The morning of lectures, videos and discussion was organized by the school's Respect Team. Students moved from room to room for short presentations.
In the Forum, a retired Stephens Memorial Hospital nurse recalled the night in 1979 she was called in to try and revive five teenagers who were trapped in a car after the driver, who was drunk, drove into a canal.
The driver managed to escape, Darlene Glover told the assembled students, but the five passengers were too intoxicated to get out of the car. Glover recalled the ice-cold skin of a girl to whom she administered CPR. One by one, all five teens were pronounced dead.
She said the accident led to the beginning of Project Graduation, a program designed to keep kids off the road after they graduate.
“Most people don't believe that anything bad can happen to them,” Glover said.
It was a mantra repeated by most of the speakers, including a man who suffered brain damage and spent time in a coma after driving drunk, and a man whose friend died when he was driving while intoxicated.
“Ask yourself, 'Do I want to kill my friend?'” speaker Eric Hoyt advised students.
Hoyt said he'd never done public speaking. He said he hoped he got through to at least a few kids.
“When you're a teenager, you're invincible,” he said of teens' mindsets. Teens think bad things won't happen to them, he said. “And then it happens.”
Russell Day Benning said he drank and used drugs from a young age to keep him distracted from his miserable home life. Benning, an Oxford Hills native, said that on a five-day cocaine binge, he killed another man for his money and spent 19 years in jail for it. Now he's a substance abuse counselor.

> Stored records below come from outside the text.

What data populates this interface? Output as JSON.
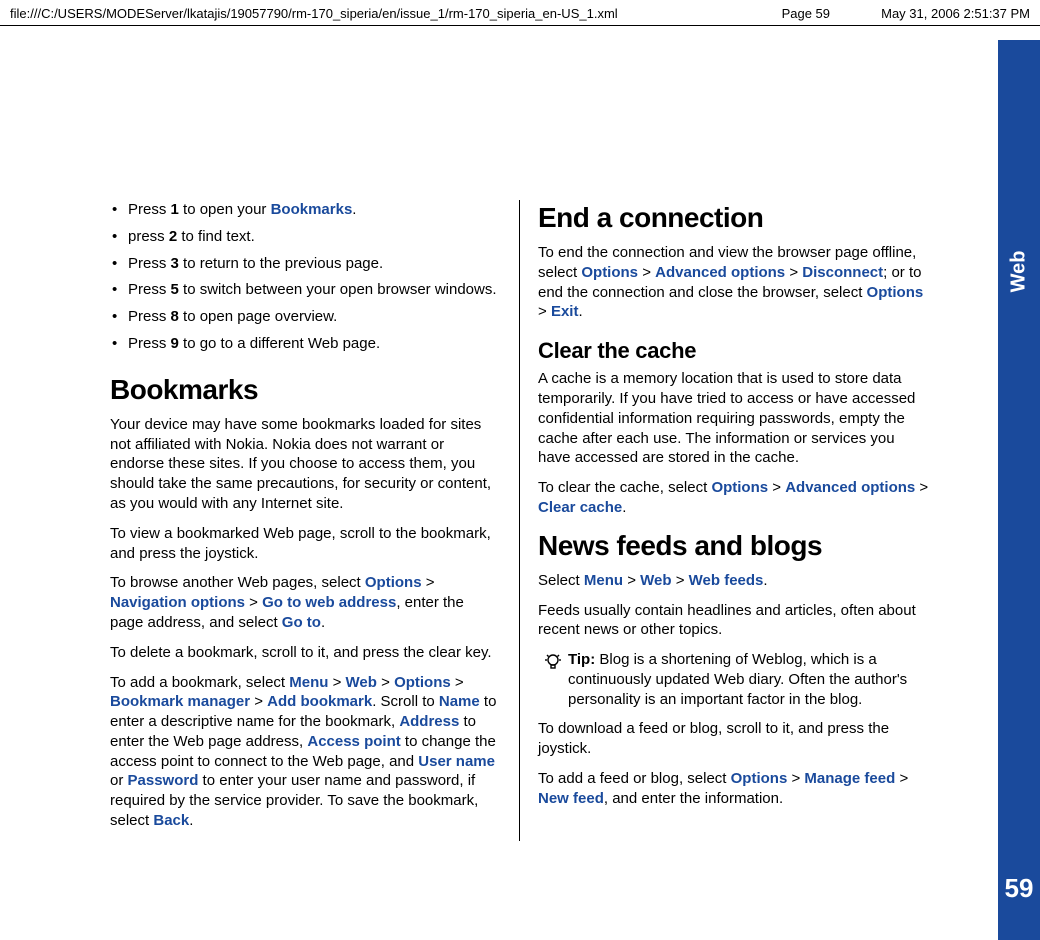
{
  "header": {
    "path": "file:///C:/USERS/MODEServer/lkatajis/19057790/rm-170_siperia/en/issue_1/rm-170_siperia_en-US_1.xml",
    "page": "Page 59",
    "time": "May 31, 2006 2:51:37 PM"
  },
  "side": {
    "tab": "Web",
    "pagenum": "59"
  },
  "left": {
    "bullets": {
      "b1a": "Press ",
      "b1b": "1",
      "b1c": " to open your ",
      "b1d": "Bookmarks",
      "b1e": ".",
      "b2a": "press ",
      "b2b": "2",
      "b2c": " to find text.",
      "b3a": "Press ",
      "b3b": "3",
      "b3c": " to return to the previous page.",
      "b4a": "Press ",
      "b4b": "5",
      "b4c": " to switch between your open browser windows.",
      "b5a": "Press ",
      "b5b": "8",
      "b5c": " to open page overview.",
      "b6a": "Press ",
      "b6b": "9",
      "b6c": " to go to a different Web page."
    },
    "h_bookmarks": "Bookmarks",
    "p1": "Your device may have some bookmarks loaded for sites not affiliated with Nokia. Nokia does not warrant or endorse these sites. If you choose to access them, you should take the same precautions, for security or content, as you would with any Internet site.",
    "p2": "To view a bookmarked Web page, scroll to the bookmark, and press the joystick.",
    "p3a": "To browse another Web pages, select ",
    "p3b": "Options",
    "p3c": " > ",
    "p3d": "Navigation options",
    "p3e": " > ",
    "p3f": "Go to web address",
    "p3g": ", enter the page address, and select ",
    "p3h": "Go to",
    "p3i": ".",
    "p4": "To delete a bookmark, scroll to it, and press the clear key.",
    "p5a": "To add a bookmark, select ",
    "p5b": "Menu",
    "p5c": " > ",
    "p5d": "Web",
    "p5e": " > ",
    "p5f": "Options",
    "p5g": " > ",
    "p5h": "Bookmark manager",
    "p5i": " > ",
    "p5j": "Add bookmark",
    "p5k": ". Scroll to ",
    "p5l": "Name",
    "p5m": " to enter a descriptive name for the bookmark, ",
    "p5n": "Address",
    "p5o": " to enter the Web page address, ",
    "p5p": "Access point",
    "p5q": " to change the access point to connect to the Web page, and ",
    "p5r": "User name",
    "p5s": " or ",
    "p5t": "Password",
    "p5u": " to enter your user name and password, if required by the service provider. To save the bookmark, select ",
    "p5v": "Back",
    "p5w": "."
  },
  "right": {
    "h_end": "End a connection",
    "p1a": "To end the connection and view the browser page offline, select ",
    "p1b": "Options",
    "p1c": " > ",
    "p1d": "Advanced options",
    "p1e": " > ",
    "p1f": "Disconnect",
    "p1g": "; or to end the connection and close the browser, select ",
    "p1h": "Options",
    "p1i": " > ",
    "p1j": "Exit",
    "p1k": ".",
    "h_cache": "Clear the cache",
    "p2": "A cache is a memory location that is used to store data temporarily. If you have tried to access or have accessed confidential information requiring passwords, empty the cache after each use. The information or services you have accessed are stored in the cache.",
    "p3a": "To clear the cache, select ",
    "p3b": "Options",
    "p3c": " > ",
    "p3d": "Advanced options",
    "p3e": " > ",
    "p3f": "Clear cache",
    "p3g": ".",
    "h_news": "News feeds and blogs",
    "p4a": "Select ",
    "p4b": "Menu",
    "p4c": " > ",
    "p4d": "Web",
    "p4e": " > ",
    "p4f": "Web feeds",
    "p4g": ".",
    "p5": "Feeds usually contain headlines and articles, often about recent news or other topics.",
    "tip_label": "Tip:",
    "tip_text": " Blog is a shortening of Weblog, which is a continuously updated Web diary. Often the author's personality is an important factor in the blog.",
    "p6": "To download a feed or blog, scroll to it, and press the joystick.",
    "p7a": "To add a feed or blog, select ",
    "p7b": "Options",
    "p7c": " > ",
    "p7d": "Manage feed",
    "p7e": " > ",
    "p7f": "New feed",
    "p7g": ", and enter the information."
  }
}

Benning told students the first mistake he made wasn't taking drugs; it was not opening up to anyone about his emotions until he felt he needed drugs to dull them. He encouraged students to find something they loved to do and pursue it, and to find people to support them in their endeavors.
“There's so many ways you can take part in your own life,” Benning said.
Students listened quietly as speakers described their experiences. The message hit close to home after the loss of 16-year-old Oxford Hills student Rebecca Mason and 19-year-old Logan Dam in January. Police say the driver in that accident, Kristina Lowe, was drunk and texting when she crashed in West Paris. Lowe's attorney said a patch of ice caused the crash.
Mason's father, Jerrold Mason, was there too, to talk to students during lunch. He was joined by Justice4Jeff, a nonprofit dedicated to encouraging drivers not to speed, and the Impaired Driver Awareness Group of Oxford Hills.
State police were there as well, and school resource officer Hartley “Skip” Mowatt ran drunk and distracted driving simulators, which are like video games. Students are first invited to drive without any disadvantages to get used to the simulator, then try to drive with simulated drunkenness or a cellphone that blocks part of the screen.
Josh Till, a senior on the Respect Team, worked to create sheets where students can sign a pledge not to drive drunk or while distracted. Till said he thought the event had an effect on students. “I think we made our mark,” he said. “They're going to be thinking about this for a while.”